En septiembre de 1980, medio centenar de americanos ya habían cumplido un año como rehenes en el edificio de su embajada en Teherán. “Estudiantes revolucionarios”, emocionados con los discursos del Ayatholla Khomeini, habían tomado la delegación diplomática y retenido a 54 empleados como fichas de negociación. Ello había echado a perder la administración de Jimmy Carter, quien a menos de dos meses de las elecciones sabía que las tenía perdidas ante el candidato republicano Ronald Reagan: había que hacer algo y rápido, si no quería despedirse de la reelección. Carter, ingenuo como siempre, le pidió a sus generalotes que organizaran una operación de rescate, aprovechando que los americanos conocían los puntos ciegos del radar iraní; después de todo, ellos habían instalado los equipos en tiempos del Sha. Los geniecitos del Pentágono armaron un tinglado espantosamente complejo, que incluía cuatro helicópteros, dos aviones Hércules C-130, un comando disfrazado de arrieros camelleros (¡en serio!) y creo que a Cher semidesnuda (como siempre) cantando arriba de un acorazado, como elemento distractor. Total, una violación flagrante del primer mandamiento en una acción de este tipo, que es la Regla KISS: “Keep It Simple, Stupid” (Mantenla simple, estúpido). A fin de cuentas un helicóptero se perdió en una tormenta de arena (de nuevo: ¡en serio!) y a otro se le taparon los filtros con la tierra de la misma tolvanera. Como sólo quedaban dos helicópteros en vez de los tres que como mínimo requería la misión, se dio la orden de abortar ésta. Al despegar del punto de reunión en el desierto, un avión y un helicóptero (en ausencia de un chiquillo mocoso que les dijera “¡Quebrándose, quebrándose!”) chocaron y murieron ocho rescatistas. Por supuesto, los rehenes permanecieron en esa condición hasta enero de 1981... cuando Carter le entregó el poder a Reagan, luego de una paliza espantosa en las elecciones del noviembre anterior.
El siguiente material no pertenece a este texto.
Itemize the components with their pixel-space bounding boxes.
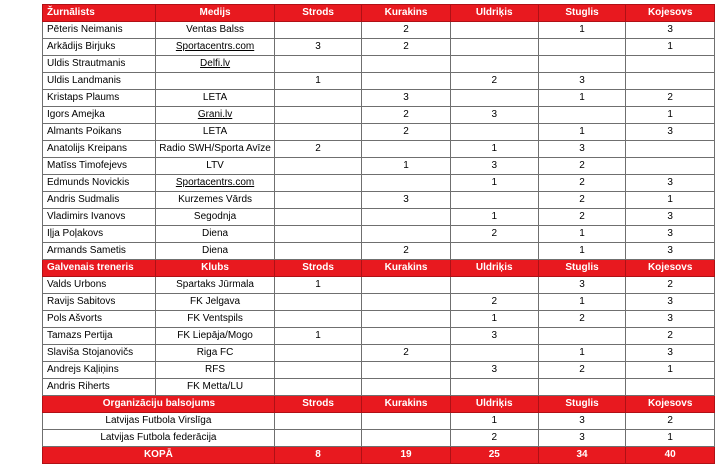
voter-name: Vladimirs Ivanovs [43,209,156,226]
voter-organization: Diena [156,243,275,260]
table-row [43,73,715,90]
vote-cell: 3 [626,209,715,226]
voter-name: Almants Poikans [43,124,156,141]
vote-cell: 2 [450,73,538,90]
table-row [43,430,715,447]
vote-cell [274,56,362,73]
vote-cell [626,73,715,90]
vote-cell: 2 [362,107,450,124]
total-label: KOPĀ [43,447,275,464]
organizations-header-label: Organizāciju balsojums [43,396,275,413]
voting-table [42,4,715,464]
column-header-kurakins: Kurakins [362,260,450,277]
voter-name: Pēteris Neimanis [43,22,156,39]
voter-name: Slavišа Stojanovičs [43,345,156,362]
vote-cell [362,141,450,158]
vote-cell [362,209,450,226]
vote-cell: 3 [626,226,715,243]
column-header-kojesovs: Kojesovs [626,396,715,413]
column-header-uldriķis: Uldriķis [450,260,538,277]
table-row [43,39,715,56]
vote-cell [274,192,362,209]
vote-cell: 3 [538,277,626,294]
voter-name: Iļja Poļakovs [43,226,156,243]
vote-cell [450,379,538,396]
vote-cell: 1 [450,311,538,328]
column-header-kojesovs: Kojesovs [626,260,715,277]
vote-cell [274,345,362,362]
total-value: 34 [538,447,626,464]
voter-name: Anatolijs Kreipans [43,141,156,158]
vote-cell [450,90,538,107]
vote-cell [362,362,450,379]
vote-cell: 1 [626,39,715,56]
column-header-kojesovs: Kojesovs [626,5,715,22]
table-row [43,192,715,209]
table-row [43,90,715,107]
table-row [43,175,715,192]
vote-cell: 1 [538,345,626,362]
vote-cell [274,430,362,447]
column-header-uldriķis: Uldriķis [450,396,538,413]
vote-cell: 3 [450,328,538,345]
column-header-stuglis: Stuglis [538,260,626,277]
vote-cell: 3 [626,175,715,192]
vote-cell [538,107,626,124]
vote-cell [538,379,626,396]
vote-cell: 2 [538,311,626,328]
vote-cell [362,277,450,294]
vote-cell: 1 [538,243,626,260]
vote-cell: 3 [538,141,626,158]
voter-organization: Segodnja [156,209,275,226]
vote-cell: 3 [626,345,715,362]
vote-cell [274,90,362,107]
table-row [43,226,715,243]
vote-cell [450,277,538,294]
vote-cell: 3 [538,413,626,430]
table-row [43,56,715,73]
vote-cell: 1 [626,107,715,124]
vote-cell [626,158,715,175]
voter-name: Edmunds Novickis [43,175,156,192]
vote-cell: 1 [450,141,538,158]
voter-organization: LTV [156,158,275,175]
voter-organization[interactable]: Sportacentrs.com [156,39,275,56]
voter-name: Uldis Strautmanis [43,56,156,73]
vote-cell [274,379,362,396]
vote-cell: 3 [450,362,538,379]
table-row [43,277,715,294]
vote-cell: 3 [450,107,538,124]
voter-name: Matīss Timofejevs [43,158,156,175]
journalists-header-org: Medijs [156,5,275,22]
vote-cell [626,56,715,73]
total-value: 19 [362,447,450,464]
voter-name: Andris Sudmalis [43,192,156,209]
vote-cell [274,209,362,226]
voter-organization: FK Jelgava [156,294,275,311]
vote-cell: 2 [362,243,450,260]
voter-organization: Radio SWH/Sporta Avīze [156,141,275,158]
total-value: 40 [626,447,715,464]
voter-organization[interactable]: Delfi.lv [156,56,275,73]
voter-name: Armands Sametis [43,243,156,260]
vote-cell [274,311,362,328]
voter-organization: FK Ventspils [156,311,275,328]
journalists-header-row [43,5,715,22]
vote-cell [362,379,450,396]
table-row [43,107,715,124]
voter-organization: Ventas Balss [156,22,275,39]
voter-organization[interactable]: Sportacentrs.com [156,175,275,192]
coaches-header-name: Galvenais treneris [43,260,156,277]
voter-name: Valds Urbons [43,277,156,294]
vote-cell: 2 [362,345,450,362]
vote-cell [362,328,450,345]
vote-cell: 2 [626,277,715,294]
vote-cell [274,362,362,379]
column-header-kurakins: Kurakins [362,396,450,413]
vote-cell: 1 [274,277,362,294]
voter-organization: Diena [156,226,275,243]
vote-cell [362,430,450,447]
vote-cell [274,243,362,260]
vote-cell: 1 [538,226,626,243]
column-header-stuglis: Stuglis [538,396,626,413]
table-row [43,328,715,345]
vote-cell [626,141,715,158]
vote-cell: 3 [626,22,715,39]
vote-cell: 3 [450,158,538,175]
vote-cell [274,226,362,243]
coaches-header-org: Klubs [156,260,275,277]
vote-cell: 3 [274,39,362,56]
vote-cell: 3 [538,73,626,90]
vote-cell [362,311,450,328]
voter-organization: Riga FC [156,345,275,362]
vote-cell [450,39,538,56]
vote-cell [450,192,538,209]
voter-name: Andrejs Kaļiņins [43,362,156,379]
table-row [43,379,715,396]
vote-cell [538,328,626,345]
vote-cell [362,226,450,243]
vote-cell [274,22,362,39]
vote-cell [274,294,362,311]
voter-organization: Kurzemes Vārds [156,192,275,209]
table-row [43,158,715,175]
vote-cell: 1 [362,158,450,175]
organization-name: Latvijas Futbola federācija [43,430,275,447]
column-header-strods: Strods [274,260,362,277]
vote-cell: 2 [538,209,626,226]
vote-cell [274,107,362,124]
vote-cell: 2 [450,226,538,243]
vote-cell: 2 [626,328,715,345]
vote-cell: 2 [450,430,538,447]
table-row [43,243,715,260]
vote-cell: 1 [538,294,626,311]
column-header-kurakins: Kurakins [362,5,450,22]
column-header-strods: Strods [274,5,362,22]
vote-cell: 1 [626,192,715,209]
vote-cell: 3 [626,294,715,311]
vote-cell: 1 [450,209,538,226]
voter-name: Arkādijs Birjuks [43,39,156,56]
voter-name: Ravijs Sabitovs [43,294,156,311]
voter-organization: Spartaks Jūrmala [156,277,275,294]
table-row [43,141,715,158]
vote-cell [450,56,538,73]
vote-cell [362,73,450,90]
vote-cell: 2 [538,362,626,379]
voter-name: Kristaps Plaums [43,90,156,107]
vote-cell: 2 [626,90,715,107]
vote-cell: 2 [362,22,450,39]
vote-cell: 2 [538,192,626,209]
table-row [43,345,715,362]
voter-organization[interactable]: Grani.lv [156,107,275,124]
vote-cell [450,22,538,39]
table-row [43,311,715,328]
voter-organization: LETA [156,124,275,141]
voter-name: Tamazs Pertija [43,328,156,345]
voter-name: Pols Ašvorts [43,311,156,328]
vote-cell: 1 [626,430,715,447]
vote-cell: 1 [450,175,538,192]
vote-cell [626,379,715,396]
column-header-strods: Strods [274,396,362,413]
journalists-header-name: Žurnālists [43,5,156,22]
total-row [43,447,715,464]
vote-cell [274,124,362,141]
voter-name: Uldis Landmanis [43,73,156,90]
column-header-uldriķis: Uldriķis [450,5,538,22]
vote-cell: 2 [362,39,450,56]
vote-cell [538,56,626,73]
table-row [43,413,715,430]
organization-name: Latvijas Futbola Virslīga [43,413,275,430]
total-value: 8 [274,447,362,464]
vote-cell [450,124,538,141]
vote-cell: 3 [626,243,715,260]
voter-name: Andris Riherts [43,379,156,396]
vote-cell [274,413,362,430]
vote-cell: 1 [274,328,362,345]
vote-cell [450,345,538,362]
vote-cell: 2 [538,175,626,192]
table-row [43,22,715,39]
vote-cell [538,39,626,56]
vote-cell: 2 [450,294,538,311]
table-row [43,294,715,311]
vote-cell: 1 [626,362,715,379]
voter-organization: FK Metta/LU [156,379,275,396]
vote-cell: 1 [538,22,626,39]
voter-organization: FK Liepāja/Mogo [156,328,275,345]
vote-cell: 3 [362,192,450,209]
table-row [43,124,715,141]
vote-cell: 2 [274,141,362,158]
vote-cell: 1 [274,73,362,90]
vote-cell [362,56,450,73]
vote-cell [362,175,450,192]
vote-cell: 3 [626,311,715,328]
organizations-header-row [43,396,715,413]
vote-cell: 1 [538,124,626,141]
voter-name: Igors Amejka [43,107,156,124]
vote-cell [362,294,450,311]
vote-cell [362,413,450,430]
coaches-header-row [43,260,715,277]
total-value: 25 [450,447,538,464]
table-row [43,362,715,379]
vote-cell [274,175,362,192]
vote-cell: 2 [538,158,626,175]
vote-cell: 2 [626,413,715,430]
table-row [43,209,715,226]
vote-cell: 1 [538,90,626,107]
vote-cell [274,158,362,175]
column-header-stuglis: Stuglis [538,5,626,22]
vote-cell [450,243,538,260]
voter-organization [156,73,275,90]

Bueno, hasta ahí le dejamos. Creo que quedó claro el punto... aunque no estaría de más volverlo a abordar. Si usted es de los que se ríe de las desgracias ajenas, el tema da para divertirse horrores.
*Los amables lectores Pedro Duarte y el misterioso CAVA1 (nombre de e-mail, quien además me restregó en la cara que el torito estaba re fácil) respondieron con soltura y desparpajo al reto del domingo anterior. Efectivamente, la única pareja padre-hijo que ha alternado con Bond, James Bond, es mexicana: Pedro Armendáriz (en “From Russia with Love”, 1963) y Pedro Armendáriz Jr. (en “License to Kill”, 1989). Gracias.